Results may be visualised in chart form or summarised in printed
reports, which are configurable by the user.
The Process Prediction module uses data selected from the database
as the basis for predicting the outcomes of common operations under
different process conditions. Planners can calculate the costs of
a specific operation using past results, or predict the effects
of adjusting process parameters.
Lastly, the Information Manager provides tools for the integration
of PLANMAN with a company's existing process planning, tool management
or quality management systems.
The project involved six partners, with a technical developer and
an industrial end-user in each of three countries. The national
pairings proved extremely helpful, according to British software
developer CIMTEL, which led the project. Each partner had their
specialist role, but the close relationships between the two partners
in each country created a framework within which a high level of
focus and commitment was achieved.
While IFW developed the underlying data model, TEKNIKER was responsible
for researching the end-user requirements on which specification
of the system's functionality was based. Nevertheless, full end-user
participation in the testing phase was crucial to the system's thorough
adaptation to real-world manufacturing environments.
The original design concept was adjusted in a number of key respects
in order to satisfy the practical needs of the project's industrial
partners. As a result, the system as a whole is more flexible, and
will be attractive to a wider range of customers.
For example, the automatic collection of process data from machine
controls had originally been specified as a required feature. In
practice, however, many manufacturers are unwilling to invest in
more sophisticated controllers capable of outputting data directly
to a computer. The partners realised that the system must also be
able to operate in 'experimental' mode.
ADWEST Engineering, a British firm, uses the system in this way,
entering data manually in order to test alternative set-ups before
production is started or modified. As a result, for one product
they have achieved a better balance of throughput across a group
of machines, increasing overall productivity by 30%.
A further extension of the project's original technical aims arose
from the request of the Spanish machine-tool manufacturer ZAYER
for shop floor analysis and control functions. These enable machine
operators themselves to examine on-line process data in order to
investigate deviations from the workplan.
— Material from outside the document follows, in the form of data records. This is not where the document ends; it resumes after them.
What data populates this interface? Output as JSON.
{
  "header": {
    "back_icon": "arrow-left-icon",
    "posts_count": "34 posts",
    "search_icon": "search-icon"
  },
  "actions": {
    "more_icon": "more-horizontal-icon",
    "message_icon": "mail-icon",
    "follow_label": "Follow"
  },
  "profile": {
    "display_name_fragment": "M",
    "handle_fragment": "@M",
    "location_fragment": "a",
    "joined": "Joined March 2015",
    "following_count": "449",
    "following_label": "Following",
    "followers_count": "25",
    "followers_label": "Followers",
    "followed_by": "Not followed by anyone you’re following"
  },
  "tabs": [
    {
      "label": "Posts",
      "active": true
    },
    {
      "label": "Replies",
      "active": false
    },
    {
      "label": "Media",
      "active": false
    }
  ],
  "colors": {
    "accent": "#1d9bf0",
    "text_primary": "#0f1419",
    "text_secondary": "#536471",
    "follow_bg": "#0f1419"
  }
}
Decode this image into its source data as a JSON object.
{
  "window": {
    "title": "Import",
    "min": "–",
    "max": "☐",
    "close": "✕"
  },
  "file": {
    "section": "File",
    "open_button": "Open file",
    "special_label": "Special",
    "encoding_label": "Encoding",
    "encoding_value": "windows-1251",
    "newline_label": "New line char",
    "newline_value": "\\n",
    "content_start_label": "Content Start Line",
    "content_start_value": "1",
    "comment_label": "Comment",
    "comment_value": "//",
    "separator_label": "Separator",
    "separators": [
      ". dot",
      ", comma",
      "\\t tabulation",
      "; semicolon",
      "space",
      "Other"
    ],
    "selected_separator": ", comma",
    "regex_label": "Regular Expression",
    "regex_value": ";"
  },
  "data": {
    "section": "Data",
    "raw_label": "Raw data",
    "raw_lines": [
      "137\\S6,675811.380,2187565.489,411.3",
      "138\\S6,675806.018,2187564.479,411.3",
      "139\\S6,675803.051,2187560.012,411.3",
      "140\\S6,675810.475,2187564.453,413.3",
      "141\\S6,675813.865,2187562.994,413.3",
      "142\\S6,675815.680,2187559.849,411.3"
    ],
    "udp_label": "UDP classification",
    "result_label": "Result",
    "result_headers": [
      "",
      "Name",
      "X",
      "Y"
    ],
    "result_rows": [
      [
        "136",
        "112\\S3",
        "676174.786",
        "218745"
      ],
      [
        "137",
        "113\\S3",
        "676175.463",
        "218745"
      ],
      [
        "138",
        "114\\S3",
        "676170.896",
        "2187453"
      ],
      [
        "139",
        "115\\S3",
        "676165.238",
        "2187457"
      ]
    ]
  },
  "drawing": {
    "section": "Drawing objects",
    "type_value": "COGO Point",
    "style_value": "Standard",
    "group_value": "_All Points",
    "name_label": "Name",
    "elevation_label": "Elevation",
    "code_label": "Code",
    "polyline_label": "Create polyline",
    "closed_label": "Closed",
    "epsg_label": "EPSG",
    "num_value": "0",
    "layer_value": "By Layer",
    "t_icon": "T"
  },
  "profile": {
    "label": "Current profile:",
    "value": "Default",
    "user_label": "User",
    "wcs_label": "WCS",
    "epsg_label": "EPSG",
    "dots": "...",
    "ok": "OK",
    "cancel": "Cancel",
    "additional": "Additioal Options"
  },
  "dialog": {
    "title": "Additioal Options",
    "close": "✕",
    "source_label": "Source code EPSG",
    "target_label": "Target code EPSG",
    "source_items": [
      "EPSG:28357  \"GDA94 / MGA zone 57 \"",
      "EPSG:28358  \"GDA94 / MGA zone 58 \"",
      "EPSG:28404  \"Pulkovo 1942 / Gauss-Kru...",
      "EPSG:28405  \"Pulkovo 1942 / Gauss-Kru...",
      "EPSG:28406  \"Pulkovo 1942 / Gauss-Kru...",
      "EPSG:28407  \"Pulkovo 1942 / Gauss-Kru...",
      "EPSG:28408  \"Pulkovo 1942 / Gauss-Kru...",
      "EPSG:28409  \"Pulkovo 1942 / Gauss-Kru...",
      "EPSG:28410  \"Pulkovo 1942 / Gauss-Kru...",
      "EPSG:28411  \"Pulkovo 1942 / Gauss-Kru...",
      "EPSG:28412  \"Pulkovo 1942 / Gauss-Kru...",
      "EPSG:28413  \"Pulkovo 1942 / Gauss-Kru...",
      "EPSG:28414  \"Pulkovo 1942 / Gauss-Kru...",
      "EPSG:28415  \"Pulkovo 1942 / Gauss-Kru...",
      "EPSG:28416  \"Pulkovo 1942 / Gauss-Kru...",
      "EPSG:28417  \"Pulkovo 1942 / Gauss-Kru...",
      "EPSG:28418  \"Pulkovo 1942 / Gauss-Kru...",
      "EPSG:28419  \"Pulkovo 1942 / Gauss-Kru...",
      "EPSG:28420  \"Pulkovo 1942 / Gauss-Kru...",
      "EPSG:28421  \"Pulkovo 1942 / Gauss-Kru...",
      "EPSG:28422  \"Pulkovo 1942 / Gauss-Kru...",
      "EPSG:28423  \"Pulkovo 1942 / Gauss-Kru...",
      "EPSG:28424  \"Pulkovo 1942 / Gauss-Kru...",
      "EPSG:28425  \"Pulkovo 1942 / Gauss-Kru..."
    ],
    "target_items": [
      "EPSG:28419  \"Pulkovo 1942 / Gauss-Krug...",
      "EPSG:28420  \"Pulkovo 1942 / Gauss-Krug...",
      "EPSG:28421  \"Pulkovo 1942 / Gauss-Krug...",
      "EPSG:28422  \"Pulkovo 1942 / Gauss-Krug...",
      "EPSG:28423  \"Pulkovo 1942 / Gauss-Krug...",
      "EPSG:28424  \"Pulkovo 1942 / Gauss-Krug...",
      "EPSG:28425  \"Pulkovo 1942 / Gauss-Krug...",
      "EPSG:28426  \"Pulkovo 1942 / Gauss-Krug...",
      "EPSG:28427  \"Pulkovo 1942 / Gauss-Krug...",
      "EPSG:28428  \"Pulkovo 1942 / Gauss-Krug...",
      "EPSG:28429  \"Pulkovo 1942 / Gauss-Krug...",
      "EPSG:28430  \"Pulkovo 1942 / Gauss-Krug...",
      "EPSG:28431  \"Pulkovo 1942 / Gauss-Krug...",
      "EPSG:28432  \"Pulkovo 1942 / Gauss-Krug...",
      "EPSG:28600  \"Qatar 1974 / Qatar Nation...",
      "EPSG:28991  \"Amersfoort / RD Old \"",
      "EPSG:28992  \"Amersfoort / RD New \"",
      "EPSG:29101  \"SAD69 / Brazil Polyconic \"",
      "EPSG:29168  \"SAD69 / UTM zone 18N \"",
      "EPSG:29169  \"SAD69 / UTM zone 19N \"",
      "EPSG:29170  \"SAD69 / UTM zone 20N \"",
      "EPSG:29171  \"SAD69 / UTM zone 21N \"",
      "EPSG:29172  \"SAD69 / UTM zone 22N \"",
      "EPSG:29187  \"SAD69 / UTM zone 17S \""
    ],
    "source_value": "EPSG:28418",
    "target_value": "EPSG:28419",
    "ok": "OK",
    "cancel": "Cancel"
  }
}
Flexibility gives lowest-cost solution
CIMTEL's approach to the design of database functions was also
driven by industrial cost-consciousness. PLANMAN gives users the
option of fully relational data storage and retrieval. However,
that is likely to require new hardware and software which may be
beyond the reach of some potential users, so a simpler file management
solution was built into the system, and offers 98% of the functionality
for no extra cost.
The completed package was launched at the 1996 CIM Show held in
the United Kingdom, and will form an important addition to CIMTEL's
established product range. ZAYER will also gain a significant competitive
edge from their ability, gained through the BRITE-EURAM project,
to offer purchasers of their machine-tools the option of controllers
which can feed results directly to an analytical system.